Mais le gisement le plus prometteur à terme est celui de Shwe, découvert en 2004 à proximité des côtes de l’Arakan, dans le golfe du Bengale, par le groupe sud-coréen Daewo. Les estimations les plus prudentes donnent un revenu annuel pour le pays de 1 Md $ (au cours actuel) pour les 30 ans à venir. Comme pour Yadana, la production de gaz est destinée à être exportée. Le bénéficiaire est cette fois la Chine. Aux termes d’un accord signé en 2009, elle est le seul destinataire du gaz et c’est la compagnie chinoise CNPC (China National Petroleum Corp.) qui a en charge la construction des tubes au long d’un corridor de plus de 2800 km reliant l’ile de Maday à Kunming , la capitale du Yunnan. Les travaux ont démarré en 2009, d’abord pour créer un port en eaux profondes à Kyaukpyu. Il est destiné à accueillir les tankers en provenance de l’Afrique de l’Est et du Proche Orient qui déverseront leur cargaison dans l’oléoduc construit parallèlement au gazoduc, pour alimenter la raffinerie de Ruili au Yunnan. Ce transfert raccourcit considérablement les routes d’approvisionnement de la Chine, en évitant le passage par le détroit de Malacca. Oléoducs et gazoducs devraient entrer en service en 2013. Mais déjà, pour l’année fiscale 2011-12 l’ensemble des exportations de gaz ont rapporté 3,5 Mds $ au pays, l’augmentation du cours des matières premières jouant ici à plein.

Le « corridor chinois »

Le « corridor chinois »

Ces énormes chantiers suscitent des réactions passionnées. Les mouvements écologistes internationaux pointent des risques majeurs. La construction du gazoduc à partir de l’ile de Maday et le creusement du port pétrolier en haut profonde de Kyaukpyu modifient l’écosystème marin sur la côte arakanaise encore intacte et où la pêche est une source traditionnelle de revenu pour les populations du littoral. Un accident dans le port pétrolier pourrait provoquer des dégâts écologiques considérables. Des organisations humanitaires dénoncent aussi les conditions de travail sur les chantiers, les expropriations des populations vivant sur le corridor destiné aux tubes et des atteintes graves à l’environnement. La CNPC répond que les expropriations sont réalisées avec indemnisation dans le respect de la loi birmane et que le tracé est ajusté en permanence en concertation pour préserver au mieux l’espace agricole et les monuments ou les réserves de vie sauvage. Mais avec le retour à une certaine liberté d’expression, des manifestations se développent pour dénoncer les privilèges accordés à la Chine. Le gouvernement à donc suspendu la construction du barrage de Myitsone mais ne semble pas pouvoir aller jusqu’au clash avec le puissant voisin qui l’a constamment soutenu lorsque les occidentaux ont décrété un embargo contre le Myanmar à partir de 1990.

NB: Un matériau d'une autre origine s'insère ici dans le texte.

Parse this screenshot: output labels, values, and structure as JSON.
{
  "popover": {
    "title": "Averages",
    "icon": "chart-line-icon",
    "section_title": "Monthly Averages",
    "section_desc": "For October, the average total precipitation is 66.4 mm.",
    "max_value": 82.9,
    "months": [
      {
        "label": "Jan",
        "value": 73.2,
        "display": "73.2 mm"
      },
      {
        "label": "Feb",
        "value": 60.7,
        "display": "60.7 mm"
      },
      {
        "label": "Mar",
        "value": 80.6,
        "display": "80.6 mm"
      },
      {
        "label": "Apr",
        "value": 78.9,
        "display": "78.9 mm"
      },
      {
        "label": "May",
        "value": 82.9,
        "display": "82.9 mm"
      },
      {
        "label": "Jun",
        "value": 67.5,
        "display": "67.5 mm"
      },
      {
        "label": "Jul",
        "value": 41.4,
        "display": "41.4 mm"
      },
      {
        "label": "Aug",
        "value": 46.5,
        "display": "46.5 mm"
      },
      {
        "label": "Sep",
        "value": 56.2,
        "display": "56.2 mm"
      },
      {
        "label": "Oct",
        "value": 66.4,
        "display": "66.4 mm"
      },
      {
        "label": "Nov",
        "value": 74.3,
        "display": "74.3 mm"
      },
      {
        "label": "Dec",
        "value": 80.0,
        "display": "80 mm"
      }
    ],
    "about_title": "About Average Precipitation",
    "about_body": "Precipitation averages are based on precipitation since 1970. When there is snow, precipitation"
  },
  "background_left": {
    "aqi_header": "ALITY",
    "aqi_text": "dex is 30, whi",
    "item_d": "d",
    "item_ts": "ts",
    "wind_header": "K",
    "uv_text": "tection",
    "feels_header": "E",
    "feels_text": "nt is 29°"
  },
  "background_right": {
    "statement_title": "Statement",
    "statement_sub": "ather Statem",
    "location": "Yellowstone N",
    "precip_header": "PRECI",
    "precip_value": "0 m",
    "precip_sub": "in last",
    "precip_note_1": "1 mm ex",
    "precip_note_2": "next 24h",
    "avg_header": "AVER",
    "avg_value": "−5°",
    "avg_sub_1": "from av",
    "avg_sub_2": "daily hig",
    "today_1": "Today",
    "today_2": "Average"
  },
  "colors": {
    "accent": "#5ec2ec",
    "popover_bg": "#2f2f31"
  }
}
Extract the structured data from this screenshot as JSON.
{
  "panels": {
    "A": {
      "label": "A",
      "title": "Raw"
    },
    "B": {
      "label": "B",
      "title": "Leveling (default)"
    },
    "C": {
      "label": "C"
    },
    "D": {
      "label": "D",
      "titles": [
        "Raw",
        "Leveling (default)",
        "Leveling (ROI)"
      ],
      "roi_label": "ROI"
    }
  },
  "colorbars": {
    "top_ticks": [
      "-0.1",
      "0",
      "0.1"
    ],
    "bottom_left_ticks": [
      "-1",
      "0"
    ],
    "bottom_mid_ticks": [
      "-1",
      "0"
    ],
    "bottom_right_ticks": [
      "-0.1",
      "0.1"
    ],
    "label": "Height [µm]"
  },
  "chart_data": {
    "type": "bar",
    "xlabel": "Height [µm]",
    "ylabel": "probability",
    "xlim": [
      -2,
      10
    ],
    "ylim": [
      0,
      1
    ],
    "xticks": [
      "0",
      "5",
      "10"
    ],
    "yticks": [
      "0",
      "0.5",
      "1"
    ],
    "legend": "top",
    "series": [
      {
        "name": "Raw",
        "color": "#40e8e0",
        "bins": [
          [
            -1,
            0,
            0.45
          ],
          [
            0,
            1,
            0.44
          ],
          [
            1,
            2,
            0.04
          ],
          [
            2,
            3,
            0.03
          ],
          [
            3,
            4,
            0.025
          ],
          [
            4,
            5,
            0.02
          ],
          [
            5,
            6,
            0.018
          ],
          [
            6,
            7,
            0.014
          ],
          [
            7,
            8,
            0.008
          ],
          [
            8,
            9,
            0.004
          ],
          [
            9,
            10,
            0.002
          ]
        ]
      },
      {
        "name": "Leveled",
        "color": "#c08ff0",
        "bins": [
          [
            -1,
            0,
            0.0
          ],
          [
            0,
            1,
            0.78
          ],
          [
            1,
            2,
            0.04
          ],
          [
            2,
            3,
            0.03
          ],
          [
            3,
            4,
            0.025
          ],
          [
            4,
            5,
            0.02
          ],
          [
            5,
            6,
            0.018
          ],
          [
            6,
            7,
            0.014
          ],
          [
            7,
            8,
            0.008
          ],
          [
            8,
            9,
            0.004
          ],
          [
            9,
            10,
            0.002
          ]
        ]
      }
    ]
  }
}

PERSPECTIVE : UN NOUVEAU « PETIT DRAGON » ASIATIQUE

Outre l’énergie, l’économie de la Birmanie reste très tributaire de l’agriculture et de l’exportation de produits bruts.

Le teck, dès la période coloniale, a constitué un poste important d’exportation avec d’autres bois précieux. Mais l’exploitation accélérée des dernières décennies constitue une menace. Les observations par satellite montrent que de 1975 à 1990, 100.000 ha de forêt étaient perdus chaque année. Dans la décennie 1990 la déforestation s’est faite au rythme de 450.000 ha par an et elle atteint pour la première décennie du siècle plus de 800.000 ha par an. Les raisons sont multiples. La population encore massivement rurale et en forte croissance n’a pas d’autre source d’énergie ; les pays voisins, Thaïlande et Chine, profitant de l’instabilité des états ethniques frontaliers se servent plus ou moins clandestinement (la loi chinoise de 2006 protégeant le patrimoine forestier du pays a incité les bûcherons chinois à passer la frontière…) ; la déforestation des forêts denses permet le développement des concessions de plantations nouvelles.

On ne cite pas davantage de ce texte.